A human rights activist, Tanya O’Carroll, managed to force the Meta social media giant not to use her data for targeted advertising. The agreement is contained in an individual challenge which it has filed against the monitoring and profiling of Meta Back in 2022.
O’Carroll had argued that a legal right to oppose the use of personal data for direct marketing contained in the data protection law of the United Kingdom (and the EU), as well as an unskilled right that personal data will no longer be processed for such a purpose if user objects, meant that META must respect its objection and stop the follow-up and profiling to serve its Advantage.
Meta refuted this – saying that her “personalized ads” are not direct marketing. The case was to be heard on Monday before the English High Court, but the regulations put an end to legal action.
For O’Carroll, it is an individual victory: Meta must stop using its data for targeting ads when it uses its services. She also thinks that the regulations establish a precedent which should allow others to practice with confidence the same right to oppose direct marketing in order to force the technology giant to respect their privacy.
Addressing Techcrunch on the result, O’Carroll explained that it had essentially little choice to accept the regulations once Meta accepted what her legal action had asked (that is to say, not processing her data for targeted announcements). If it had proceeded and the dispute had failed, it could have faced substantial costs, she told us.
“It’s a bittersweet victory,” she said. “Many ways, I realized what I decided to achieve – which is to prove that the right to object exists, to prove that it applies exactly to a meta business model and many other companies on the Internet – that targeted advertising is, in fact, direct marketing.
“And I think I have noted This is the case. But, of course, it is not determined in law. Mesa did not have to accept responsibility – they can therefore still say that they settled with an individual in this case. »»
Although the EU has long set up complete legal protections for people’s information, such as General Data Protection Regulation (GDPR) – the legal challenge of the UK data protection law, the application of these confidentiality laws against advertising models for monitoring surveillance such as that of META operations has proven a pause and a frustrated fact.
Years of regulatory regulation have played compared to several complaints from the RGPD concerning the company since the entry into force of the regime in May 2018.
And while Meta has accumulated a number of RGPD fines – including Some of the most important confidentiality fines for technology – Its commercial surveillance model without basic consent has proven more difficult to move. Although there are signs that implementation action East Finally blunt to this position in Europe.

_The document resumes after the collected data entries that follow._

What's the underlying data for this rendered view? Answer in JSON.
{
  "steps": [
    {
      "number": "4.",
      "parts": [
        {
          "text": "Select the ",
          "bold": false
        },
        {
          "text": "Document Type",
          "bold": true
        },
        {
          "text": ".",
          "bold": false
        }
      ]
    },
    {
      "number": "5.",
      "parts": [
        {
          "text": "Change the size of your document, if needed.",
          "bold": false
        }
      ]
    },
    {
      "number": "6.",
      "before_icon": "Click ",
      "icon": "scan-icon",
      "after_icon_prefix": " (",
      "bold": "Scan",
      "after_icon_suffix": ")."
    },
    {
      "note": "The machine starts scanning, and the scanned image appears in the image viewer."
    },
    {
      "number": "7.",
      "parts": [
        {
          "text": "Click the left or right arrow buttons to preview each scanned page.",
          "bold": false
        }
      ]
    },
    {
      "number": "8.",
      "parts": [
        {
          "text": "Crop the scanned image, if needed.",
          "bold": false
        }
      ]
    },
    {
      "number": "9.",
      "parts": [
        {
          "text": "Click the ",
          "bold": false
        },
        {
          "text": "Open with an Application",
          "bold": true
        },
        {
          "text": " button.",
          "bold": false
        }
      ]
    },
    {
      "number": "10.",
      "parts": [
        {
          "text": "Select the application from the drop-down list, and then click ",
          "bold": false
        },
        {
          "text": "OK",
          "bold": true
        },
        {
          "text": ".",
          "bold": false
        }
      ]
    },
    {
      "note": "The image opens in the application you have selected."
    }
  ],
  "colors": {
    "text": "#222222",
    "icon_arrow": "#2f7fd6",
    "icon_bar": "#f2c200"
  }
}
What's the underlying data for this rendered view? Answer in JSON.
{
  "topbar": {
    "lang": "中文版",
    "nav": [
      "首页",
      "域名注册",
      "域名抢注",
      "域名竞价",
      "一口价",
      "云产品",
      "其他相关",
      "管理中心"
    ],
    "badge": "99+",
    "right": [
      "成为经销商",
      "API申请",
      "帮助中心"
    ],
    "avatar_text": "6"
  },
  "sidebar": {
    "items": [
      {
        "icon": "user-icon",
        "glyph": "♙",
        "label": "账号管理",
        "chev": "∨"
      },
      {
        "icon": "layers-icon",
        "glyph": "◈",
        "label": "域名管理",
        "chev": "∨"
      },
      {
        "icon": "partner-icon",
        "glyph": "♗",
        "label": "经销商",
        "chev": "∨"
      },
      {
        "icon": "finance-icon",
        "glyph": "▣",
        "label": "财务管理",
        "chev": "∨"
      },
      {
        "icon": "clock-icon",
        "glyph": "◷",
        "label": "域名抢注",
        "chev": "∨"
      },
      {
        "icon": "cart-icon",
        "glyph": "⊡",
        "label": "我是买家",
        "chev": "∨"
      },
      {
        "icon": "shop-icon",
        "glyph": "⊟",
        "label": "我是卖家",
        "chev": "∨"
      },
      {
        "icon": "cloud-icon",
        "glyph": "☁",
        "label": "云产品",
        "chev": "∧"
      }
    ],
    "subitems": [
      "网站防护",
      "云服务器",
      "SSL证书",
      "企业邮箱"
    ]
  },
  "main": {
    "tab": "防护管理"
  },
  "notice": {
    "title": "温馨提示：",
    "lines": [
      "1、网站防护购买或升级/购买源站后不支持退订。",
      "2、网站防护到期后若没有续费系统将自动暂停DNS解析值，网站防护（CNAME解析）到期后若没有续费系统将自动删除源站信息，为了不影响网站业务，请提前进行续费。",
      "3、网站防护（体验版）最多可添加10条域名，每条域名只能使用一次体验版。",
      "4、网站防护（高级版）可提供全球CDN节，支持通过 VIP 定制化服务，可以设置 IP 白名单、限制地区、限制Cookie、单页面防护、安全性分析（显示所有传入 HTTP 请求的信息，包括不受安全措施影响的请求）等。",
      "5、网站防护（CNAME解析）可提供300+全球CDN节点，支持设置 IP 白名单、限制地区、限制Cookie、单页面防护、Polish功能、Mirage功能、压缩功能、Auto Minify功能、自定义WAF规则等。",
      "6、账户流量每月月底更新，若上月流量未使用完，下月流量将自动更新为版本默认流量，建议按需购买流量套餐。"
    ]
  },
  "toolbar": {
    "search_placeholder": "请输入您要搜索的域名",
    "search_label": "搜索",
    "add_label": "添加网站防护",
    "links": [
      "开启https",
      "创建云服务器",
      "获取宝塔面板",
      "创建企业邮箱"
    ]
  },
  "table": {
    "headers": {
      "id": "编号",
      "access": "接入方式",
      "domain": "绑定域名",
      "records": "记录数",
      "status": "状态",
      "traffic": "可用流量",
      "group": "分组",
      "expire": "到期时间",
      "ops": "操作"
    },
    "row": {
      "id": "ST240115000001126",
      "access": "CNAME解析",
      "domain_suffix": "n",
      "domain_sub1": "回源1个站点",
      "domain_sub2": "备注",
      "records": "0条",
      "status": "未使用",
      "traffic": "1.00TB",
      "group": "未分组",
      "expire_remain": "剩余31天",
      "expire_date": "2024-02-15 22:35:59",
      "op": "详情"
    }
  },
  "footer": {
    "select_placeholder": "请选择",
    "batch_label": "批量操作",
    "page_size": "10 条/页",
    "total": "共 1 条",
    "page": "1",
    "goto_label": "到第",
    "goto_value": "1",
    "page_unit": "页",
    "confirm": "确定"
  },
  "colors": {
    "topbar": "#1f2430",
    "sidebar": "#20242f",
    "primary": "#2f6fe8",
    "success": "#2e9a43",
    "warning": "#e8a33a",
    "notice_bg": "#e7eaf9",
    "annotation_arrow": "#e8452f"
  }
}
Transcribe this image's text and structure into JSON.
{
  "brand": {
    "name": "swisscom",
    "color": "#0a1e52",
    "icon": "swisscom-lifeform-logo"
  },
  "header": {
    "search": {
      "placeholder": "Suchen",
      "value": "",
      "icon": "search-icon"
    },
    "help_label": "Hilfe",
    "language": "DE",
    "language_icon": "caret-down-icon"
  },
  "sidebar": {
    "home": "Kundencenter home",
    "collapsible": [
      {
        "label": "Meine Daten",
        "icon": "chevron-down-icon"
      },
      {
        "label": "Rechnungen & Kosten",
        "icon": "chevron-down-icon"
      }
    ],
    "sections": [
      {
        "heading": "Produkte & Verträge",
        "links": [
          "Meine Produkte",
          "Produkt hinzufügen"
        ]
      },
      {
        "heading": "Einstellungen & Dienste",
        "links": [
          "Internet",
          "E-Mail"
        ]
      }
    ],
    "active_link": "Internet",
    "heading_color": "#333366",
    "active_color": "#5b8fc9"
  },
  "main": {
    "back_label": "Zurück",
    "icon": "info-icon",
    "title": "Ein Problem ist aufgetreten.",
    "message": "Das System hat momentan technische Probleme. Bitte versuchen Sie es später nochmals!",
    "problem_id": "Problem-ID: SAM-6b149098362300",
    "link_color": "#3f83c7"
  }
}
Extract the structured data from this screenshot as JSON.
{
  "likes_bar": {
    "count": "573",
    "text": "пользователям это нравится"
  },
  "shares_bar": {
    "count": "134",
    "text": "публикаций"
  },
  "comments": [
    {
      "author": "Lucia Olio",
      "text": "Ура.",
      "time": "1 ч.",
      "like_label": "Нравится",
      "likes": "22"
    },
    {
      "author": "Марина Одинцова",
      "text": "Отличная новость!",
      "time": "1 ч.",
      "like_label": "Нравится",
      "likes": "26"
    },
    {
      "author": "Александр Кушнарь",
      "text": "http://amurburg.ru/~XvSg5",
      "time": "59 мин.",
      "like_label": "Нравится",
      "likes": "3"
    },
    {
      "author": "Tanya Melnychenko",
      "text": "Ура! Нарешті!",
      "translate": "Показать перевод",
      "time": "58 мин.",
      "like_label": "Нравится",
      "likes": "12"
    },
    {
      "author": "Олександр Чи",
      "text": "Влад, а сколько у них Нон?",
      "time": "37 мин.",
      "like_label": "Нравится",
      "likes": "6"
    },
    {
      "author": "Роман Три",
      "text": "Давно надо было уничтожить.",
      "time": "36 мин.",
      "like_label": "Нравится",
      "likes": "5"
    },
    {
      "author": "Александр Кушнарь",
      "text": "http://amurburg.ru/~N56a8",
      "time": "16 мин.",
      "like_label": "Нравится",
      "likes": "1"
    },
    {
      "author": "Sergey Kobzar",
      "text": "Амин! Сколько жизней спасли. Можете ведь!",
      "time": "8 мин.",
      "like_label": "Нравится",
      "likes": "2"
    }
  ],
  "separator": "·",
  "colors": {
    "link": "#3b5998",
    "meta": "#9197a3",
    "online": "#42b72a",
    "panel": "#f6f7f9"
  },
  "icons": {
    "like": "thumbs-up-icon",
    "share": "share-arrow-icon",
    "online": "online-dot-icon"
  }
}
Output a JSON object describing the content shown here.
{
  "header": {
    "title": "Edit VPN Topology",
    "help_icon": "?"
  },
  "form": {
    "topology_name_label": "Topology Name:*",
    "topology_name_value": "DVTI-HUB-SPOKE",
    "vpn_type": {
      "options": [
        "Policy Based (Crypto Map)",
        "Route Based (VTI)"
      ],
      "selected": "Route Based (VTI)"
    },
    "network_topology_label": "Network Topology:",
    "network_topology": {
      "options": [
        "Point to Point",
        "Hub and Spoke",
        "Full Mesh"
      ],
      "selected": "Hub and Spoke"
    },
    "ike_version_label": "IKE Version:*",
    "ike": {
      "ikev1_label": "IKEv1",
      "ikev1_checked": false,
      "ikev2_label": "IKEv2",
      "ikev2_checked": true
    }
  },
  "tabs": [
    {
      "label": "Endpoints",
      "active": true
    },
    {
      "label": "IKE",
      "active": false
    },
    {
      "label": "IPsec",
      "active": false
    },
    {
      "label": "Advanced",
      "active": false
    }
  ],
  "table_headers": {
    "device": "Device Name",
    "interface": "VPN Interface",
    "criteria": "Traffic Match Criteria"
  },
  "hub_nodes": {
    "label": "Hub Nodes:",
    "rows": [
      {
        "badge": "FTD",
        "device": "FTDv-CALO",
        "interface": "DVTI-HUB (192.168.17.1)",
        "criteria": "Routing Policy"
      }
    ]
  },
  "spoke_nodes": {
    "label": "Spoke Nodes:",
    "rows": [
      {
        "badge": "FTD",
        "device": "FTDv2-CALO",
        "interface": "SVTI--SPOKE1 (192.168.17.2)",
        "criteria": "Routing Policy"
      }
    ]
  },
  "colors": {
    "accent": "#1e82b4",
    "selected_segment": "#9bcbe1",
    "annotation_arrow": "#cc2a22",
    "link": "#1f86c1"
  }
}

And the example of O’Carroll stresses that the boost to confidentiality is possible.
“What gives me hope is that ICO [U.K.’s Information Commissioner’s Office] I intervened on the case and did very clearly – and incredibly convincing and convincing – with me, “added O’Carroll, suggesting that other Meta users who also take measures to oppose their processing of their data may have a stronger chance than the ICO intervenes to support them if Meta refuses their requests now.
That said, she thinks that the company will now go to a “pay or consent»Model in the United Kingdom – which is the legal basis where it moved to the EU last year. This obliges users to consent to monitoring and profiling or meta meta to access the versions without advertising its services.
O’Carroll said that she was unable to disclose all the details of access without follow -up, Meta would provide in her case, but she confirmed that she would not have to pay meta.